For something Earth-like, I think you could definitely make out the Americas, Asia, and probably Africa. Maybe both of the ice caps too, depending how it's oriented and if you're capturing spectra. ...Somebody should mock up a solver in Python.

I'm sure there are other tricks you could use. Diffraction limit schmraction schmidit, real planets aren't point light sources.

As far as power requirements go, assuming a doubled power demand from Hubble might be a bit excessive. A telescope that far out would have to be nuclear powered, so thermal regulation is 'free'/passive and RCS load is reduced (don't have to constantly adjust to point away from the Earth), which I expect are the biggest power draws on Hubble.

If we assume a 150 year lifetime, with a 3kW draw by EOL and current RTG tech... RTGs have ~6% efficiency, so for 3kW electricity, you need 50kW in heat. RTG electricity output drops ~2% per year, so after 150 years, you have 5% of the initial electrical output, and you get ~0.57W/g of Pu-238. Meaning, you need ~600kg of it to power the telescope this way [https://www.mathscinotes.com/2012/01/nuclear-battery-math/].

That's not a politically feasible amount, but it's not technically impossible with current/near future tech whose development could be spurred on by serious interest in this kind of mission.

'Proper' fission reactors can also do the job, you get higher efficiency and don't have to run the reactors for the entire 150 years besides accounting for decay (e.g. an RTG that needs to provide enough power to keep some clocks running, the electronics and batteries warm, and trigger whatever mechanism would start up the reactor). Probably less than 100kg of Pu-238 just by better reactor efficiency.

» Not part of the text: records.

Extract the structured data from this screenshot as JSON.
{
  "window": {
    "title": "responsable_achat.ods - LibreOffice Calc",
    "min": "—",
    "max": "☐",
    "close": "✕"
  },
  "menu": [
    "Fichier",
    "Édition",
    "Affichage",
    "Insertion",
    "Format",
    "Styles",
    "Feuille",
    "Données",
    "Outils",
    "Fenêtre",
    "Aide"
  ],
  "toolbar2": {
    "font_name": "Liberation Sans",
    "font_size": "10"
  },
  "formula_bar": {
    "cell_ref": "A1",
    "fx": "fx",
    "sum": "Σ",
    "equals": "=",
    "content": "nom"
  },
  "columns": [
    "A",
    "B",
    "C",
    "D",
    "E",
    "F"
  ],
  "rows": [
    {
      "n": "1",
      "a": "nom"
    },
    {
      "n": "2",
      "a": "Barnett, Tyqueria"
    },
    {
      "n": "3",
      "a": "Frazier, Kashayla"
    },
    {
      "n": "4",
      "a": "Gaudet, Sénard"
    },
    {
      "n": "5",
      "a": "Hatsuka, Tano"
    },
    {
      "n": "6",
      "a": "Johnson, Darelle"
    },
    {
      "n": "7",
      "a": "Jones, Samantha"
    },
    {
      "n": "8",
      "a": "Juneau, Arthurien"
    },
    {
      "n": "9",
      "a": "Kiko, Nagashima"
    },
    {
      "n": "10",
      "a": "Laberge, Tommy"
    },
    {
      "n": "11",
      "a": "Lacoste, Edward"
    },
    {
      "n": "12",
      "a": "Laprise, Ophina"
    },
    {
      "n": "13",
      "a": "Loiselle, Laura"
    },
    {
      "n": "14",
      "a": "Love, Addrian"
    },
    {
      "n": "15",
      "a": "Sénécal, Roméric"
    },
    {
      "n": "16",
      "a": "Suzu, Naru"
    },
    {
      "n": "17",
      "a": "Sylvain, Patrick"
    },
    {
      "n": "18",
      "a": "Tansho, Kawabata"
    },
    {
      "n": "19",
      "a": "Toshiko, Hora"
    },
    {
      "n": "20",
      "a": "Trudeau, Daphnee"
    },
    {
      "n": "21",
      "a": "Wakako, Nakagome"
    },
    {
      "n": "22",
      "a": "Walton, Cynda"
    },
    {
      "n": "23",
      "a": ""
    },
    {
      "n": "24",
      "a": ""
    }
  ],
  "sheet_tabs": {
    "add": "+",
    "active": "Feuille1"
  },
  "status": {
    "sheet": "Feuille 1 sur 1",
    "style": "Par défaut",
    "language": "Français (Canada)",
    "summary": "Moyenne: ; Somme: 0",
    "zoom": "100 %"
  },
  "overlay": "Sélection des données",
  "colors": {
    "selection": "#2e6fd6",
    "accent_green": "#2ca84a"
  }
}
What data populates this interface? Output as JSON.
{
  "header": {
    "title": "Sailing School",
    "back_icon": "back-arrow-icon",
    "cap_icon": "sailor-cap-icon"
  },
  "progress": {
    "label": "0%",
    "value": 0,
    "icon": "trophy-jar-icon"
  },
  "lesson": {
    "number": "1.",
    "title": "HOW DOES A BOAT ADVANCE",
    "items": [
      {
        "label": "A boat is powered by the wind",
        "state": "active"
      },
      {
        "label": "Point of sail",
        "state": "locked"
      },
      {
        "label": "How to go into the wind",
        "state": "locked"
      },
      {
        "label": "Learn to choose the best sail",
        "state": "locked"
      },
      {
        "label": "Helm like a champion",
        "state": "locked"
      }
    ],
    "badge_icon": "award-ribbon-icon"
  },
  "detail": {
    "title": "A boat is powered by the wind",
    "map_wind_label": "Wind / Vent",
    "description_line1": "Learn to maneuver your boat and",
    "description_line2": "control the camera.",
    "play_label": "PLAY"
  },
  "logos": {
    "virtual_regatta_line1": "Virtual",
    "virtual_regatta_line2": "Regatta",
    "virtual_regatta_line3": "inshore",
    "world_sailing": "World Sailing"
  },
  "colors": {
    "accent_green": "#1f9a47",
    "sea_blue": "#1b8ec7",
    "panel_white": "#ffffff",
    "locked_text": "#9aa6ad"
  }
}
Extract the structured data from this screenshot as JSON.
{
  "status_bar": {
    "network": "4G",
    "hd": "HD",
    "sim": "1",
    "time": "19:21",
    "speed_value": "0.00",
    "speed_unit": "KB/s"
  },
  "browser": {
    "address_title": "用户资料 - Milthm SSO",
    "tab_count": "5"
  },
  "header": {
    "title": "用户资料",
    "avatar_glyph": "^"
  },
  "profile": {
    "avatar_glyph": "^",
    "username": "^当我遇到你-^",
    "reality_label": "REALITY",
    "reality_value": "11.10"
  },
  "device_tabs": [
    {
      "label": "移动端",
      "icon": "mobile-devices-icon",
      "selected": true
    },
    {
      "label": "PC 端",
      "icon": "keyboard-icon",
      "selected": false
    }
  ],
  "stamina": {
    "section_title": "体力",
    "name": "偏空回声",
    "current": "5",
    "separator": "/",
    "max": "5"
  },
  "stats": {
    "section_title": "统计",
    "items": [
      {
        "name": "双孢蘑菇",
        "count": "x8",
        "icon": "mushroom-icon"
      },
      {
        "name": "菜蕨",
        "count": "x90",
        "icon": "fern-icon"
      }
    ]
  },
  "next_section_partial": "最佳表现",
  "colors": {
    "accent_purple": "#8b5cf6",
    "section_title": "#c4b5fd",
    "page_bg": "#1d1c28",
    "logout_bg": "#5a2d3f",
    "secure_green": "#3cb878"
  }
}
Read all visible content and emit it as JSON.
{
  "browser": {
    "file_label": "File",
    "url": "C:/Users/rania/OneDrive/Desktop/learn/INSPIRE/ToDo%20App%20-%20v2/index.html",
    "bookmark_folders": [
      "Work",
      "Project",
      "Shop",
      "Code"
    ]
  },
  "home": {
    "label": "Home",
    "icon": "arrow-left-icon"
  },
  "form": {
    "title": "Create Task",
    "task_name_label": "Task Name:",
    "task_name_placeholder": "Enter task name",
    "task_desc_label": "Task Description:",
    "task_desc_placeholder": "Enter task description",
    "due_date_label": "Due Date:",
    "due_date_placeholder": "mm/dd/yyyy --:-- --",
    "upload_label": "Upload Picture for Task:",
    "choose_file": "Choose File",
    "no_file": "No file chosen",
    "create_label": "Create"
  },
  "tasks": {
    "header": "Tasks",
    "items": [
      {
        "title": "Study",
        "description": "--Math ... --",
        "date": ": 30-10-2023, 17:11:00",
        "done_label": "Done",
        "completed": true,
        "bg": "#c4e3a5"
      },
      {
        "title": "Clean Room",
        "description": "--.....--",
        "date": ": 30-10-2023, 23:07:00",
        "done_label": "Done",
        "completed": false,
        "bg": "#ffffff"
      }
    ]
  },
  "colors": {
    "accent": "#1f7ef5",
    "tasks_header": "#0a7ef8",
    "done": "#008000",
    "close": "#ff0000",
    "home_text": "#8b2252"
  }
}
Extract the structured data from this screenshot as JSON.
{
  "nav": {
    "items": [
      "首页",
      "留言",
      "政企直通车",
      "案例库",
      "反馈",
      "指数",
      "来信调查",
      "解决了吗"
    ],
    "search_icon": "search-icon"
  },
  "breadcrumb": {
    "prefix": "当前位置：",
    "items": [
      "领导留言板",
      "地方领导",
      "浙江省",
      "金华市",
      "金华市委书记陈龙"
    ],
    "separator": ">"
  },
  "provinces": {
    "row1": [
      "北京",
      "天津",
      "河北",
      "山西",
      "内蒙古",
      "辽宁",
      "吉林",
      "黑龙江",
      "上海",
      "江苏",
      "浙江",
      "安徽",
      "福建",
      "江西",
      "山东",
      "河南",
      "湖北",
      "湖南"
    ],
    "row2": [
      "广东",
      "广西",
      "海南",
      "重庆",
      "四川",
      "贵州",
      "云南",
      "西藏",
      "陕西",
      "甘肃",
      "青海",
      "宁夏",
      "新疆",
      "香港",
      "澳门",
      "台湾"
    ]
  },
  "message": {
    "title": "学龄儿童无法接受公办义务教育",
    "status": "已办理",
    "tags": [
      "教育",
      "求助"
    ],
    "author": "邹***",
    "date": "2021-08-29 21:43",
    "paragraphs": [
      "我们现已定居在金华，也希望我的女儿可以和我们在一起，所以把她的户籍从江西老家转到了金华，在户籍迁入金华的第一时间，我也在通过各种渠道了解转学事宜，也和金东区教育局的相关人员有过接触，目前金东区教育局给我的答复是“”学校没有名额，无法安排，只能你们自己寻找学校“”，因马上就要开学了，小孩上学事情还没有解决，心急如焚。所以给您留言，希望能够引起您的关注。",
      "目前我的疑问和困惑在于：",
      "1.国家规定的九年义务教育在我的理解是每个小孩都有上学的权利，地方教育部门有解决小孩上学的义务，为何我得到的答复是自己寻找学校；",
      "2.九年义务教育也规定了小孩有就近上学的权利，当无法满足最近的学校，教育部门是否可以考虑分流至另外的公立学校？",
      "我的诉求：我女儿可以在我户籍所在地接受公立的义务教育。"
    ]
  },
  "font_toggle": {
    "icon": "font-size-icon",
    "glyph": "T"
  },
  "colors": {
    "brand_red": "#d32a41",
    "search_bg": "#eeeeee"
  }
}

It wouldn't take nearly that long. The proposal is to use solar sails. There is a nice video about the details on YouTube: https://www.youtube.com/watch?v=NQFqDKRAROI

So, for scale, Voyager 1 is about 2.5 x 10^11 regulation football pitches away although they vary in size so it could be anywhere between 2.08 x 10^11 and 2.8 x 10^11. Now, see how much more relatable that is for a common person?

Let's say you build single photon detectors and ultra precise time stamping. Would that get us near? Today, maybe we don't have femtosecond time stamping and detectors yet. But that is something I can imagine being built! Timing reference distribution within fs over 100s of km? Up to now, nobody needed that I guess.

I don't know the details of how it works, but synthetic aperture radar works thanks to the motion of the satellites, so there must be some situations for which simultaneity isn't required.

That the stars are beyond reach might be depressing, how aggresively we are gambling our little boat is on the other hand actively scary and perhaps the dominant limit on humanity's effective reach.

Further more I don't think technologically advanced civilizations will be wasting their time and resources in colonizing new works, space is simply too big for that. And that they would conduct their explorations with telescopes, not probes, space is simply too big for probes.

Just to ring the point home, we are technically (but not yet economically) capable of creating small telescopes which use our sun as a gravitational lens, which would be able to take photographs of exoplanets. In the far future we could potentially build very large telescopes which can do the same and see very distant objects with a fine resolution. That would be a much better investment then to send out self replicating robotic probes.

Orbital mechanics, orbital period, and minimum determinable arc of JWST.

Though another thought is that doppler might also reveal velocity, if a spectrum could be obtained. Since the system is nearly perpendicular to the Solar System (we're viewing it face-on rather than from the side), those shifts will be small.

https://en.wikipedia.org/wiki/Nancy_Grace_Roman_Space_Telesc...

> In April 2025, the second Trump administration proposed to cut funding for Roman again as part of its FY2026 budget draft. This was part of wider proposed cuts to NASA's science budget, down to US$3.9 billion from its FY2025 budget of US$7.5 billion. On April 25, 2025, the White House Office of Management and Budget announced a plan to cancel dozens of space missions, including the Roman Space Telescope, as part of the cuts.

In sci-fi we see warp drives, worm hole travel, phasers, photon torpedos and energy shields around ships. But what if none of that is possible? In that case, we might even have the technology to defend ourselves today if we manage to detect the attack in time.

It's a huge risk for a civilization to attack us. Even if they have capabilities that are beyond our technology, there might still be limitations based on the laws of physics. And if they attack us, they risk a response.